Research subject areas:
Peace-building, reconciliation, conflict transformation, Arts, Culture and Media, visual, participatory and arts based methods
Dr Tiffany Fairey is a Research Associate in the Department of War Studies at Kings College London. She has worked for 20 years with participatory visual arts and media as a researcher, practitioner and educator. Co-founder and director (1999-2009) of PhotoVoice, she has been involved in more than 40 participatory photography and digital media projects with communities and partners in the UK and internationally. Her research is concerned with inter-disciplinary enquiry into the ethics and impact of participatory visual work and arts-based interventions and research methods in post-conflict, conflict transformation and community settings.

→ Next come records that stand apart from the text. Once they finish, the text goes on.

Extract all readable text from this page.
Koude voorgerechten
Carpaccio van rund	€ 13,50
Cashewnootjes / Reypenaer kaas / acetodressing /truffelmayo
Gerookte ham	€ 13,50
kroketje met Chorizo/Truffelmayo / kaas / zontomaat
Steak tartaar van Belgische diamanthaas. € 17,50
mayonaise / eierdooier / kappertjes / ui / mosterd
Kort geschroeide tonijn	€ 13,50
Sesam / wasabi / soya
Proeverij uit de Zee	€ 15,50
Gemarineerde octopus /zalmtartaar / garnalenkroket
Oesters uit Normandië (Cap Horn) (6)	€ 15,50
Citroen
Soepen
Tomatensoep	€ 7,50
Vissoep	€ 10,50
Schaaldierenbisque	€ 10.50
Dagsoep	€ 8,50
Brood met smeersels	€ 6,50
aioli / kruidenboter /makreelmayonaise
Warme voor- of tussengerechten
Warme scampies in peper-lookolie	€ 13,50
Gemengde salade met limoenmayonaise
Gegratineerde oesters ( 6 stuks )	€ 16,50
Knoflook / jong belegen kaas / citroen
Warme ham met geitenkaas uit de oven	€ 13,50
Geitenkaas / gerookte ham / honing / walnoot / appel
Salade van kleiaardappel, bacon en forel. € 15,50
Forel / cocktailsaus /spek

Since 2017 Fairey has worked as a Research Associate on the AHRC / GCRF funded, ‘Art & Reconciliation’, exploring the role of the arts and artists in reconciliation processes. She is also PI of Changing the Story BiH / Youth Speaks, a youth driven participatory film-making project in Bosnia and Herzegovina. In these projects she is especially concerned with the role of arts and media in inclusive peace-building from below. Her PhD research sought to re-frame the promise of participatory photography, problematizing its claims to ‘empower’, ‘give voice’ and enable social change by re-imaging its critical and emancipatory potential through longitudinal research and case-studies of projects in the UK, Nepal and Peru. Her publications include practitioner resources on participatory and therapeutic photography and academic articles on the politics of voice in participatory visual projects, evaluating the impact of arts interventions and participatory arts and peace-building.

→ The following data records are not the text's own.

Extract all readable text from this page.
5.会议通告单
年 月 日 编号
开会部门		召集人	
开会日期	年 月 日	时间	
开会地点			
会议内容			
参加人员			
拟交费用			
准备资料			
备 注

Fairey holds a PhD in Visual Sociology (Goldsmiths College), a post-graduate diploma in Community Arts (Goldsmiths College) and an MA in Social Anthropology (Edinburgh University). She lived in Latin America for 9 years. Her work has been recognised with various awards including Best New Charity for PhotoVoice at The Charity Awards (2004) and the Royal Photographic Society’s Hood Medal for outstanding advance in photography for public service (2010).
- Participatory and inclusive peace-building
- Dialogue and conflict transformation
- Reconciliation, healing and trauma
- Visual and action research methods
- Participatory and community arts and media
- Collaborative and participatory (visual) approaches
- Arts evaluation and impact
See here for a full list of publications.
Fairey developed PhotoVoice’s participatory photography training and has run numerous courses on participatory photography methods with visual practitioners, NGOs and universities in the UK and internationally. In addition she has developed courses in Photography for Health Researchers (Kings College London) and Participatory Photography for Peace-builders (Centre for Justice and Peace-building, EMU). She has supervised undergraduate and masters dissertations at London College of Communications and mentored students undertaking participatory visual research in community settings.
Fairey started her career in civil society and community work, founding and building the international charity PhotoVoice. This work was recognised with various awards including winner of best arts and culture charity (The Charity Awards 2003), winner of best new charity (The Charity Awards 2004), winner of Wavemaker Award (2007), shortlisted as Young Philanthropist of the Year (2005) and The Hood Medal for outstanding advance for photography in public service, Royal Photographic Society (2010).
As a researcher her work often involves participatory action research and impact assessment with communities and civil society organisations. Fairey mentors and advises arts practitioners, visual researchers and civil society, community and NGO initiatives on participatory visual projects, monitoring and evaluation and strategic programme development. She is an advisor to Voice of Freedom and is on the advisory board of Post Conflict Research Centre. She was academic reviewer for Save the Children’s research into their image-making, The People in the Pictures, research that has shaped a re-invigorated debate into image-making practices in the NGO sector with the establishment of a sectorial working group that advises NGOs communications professionals on ethical image-making.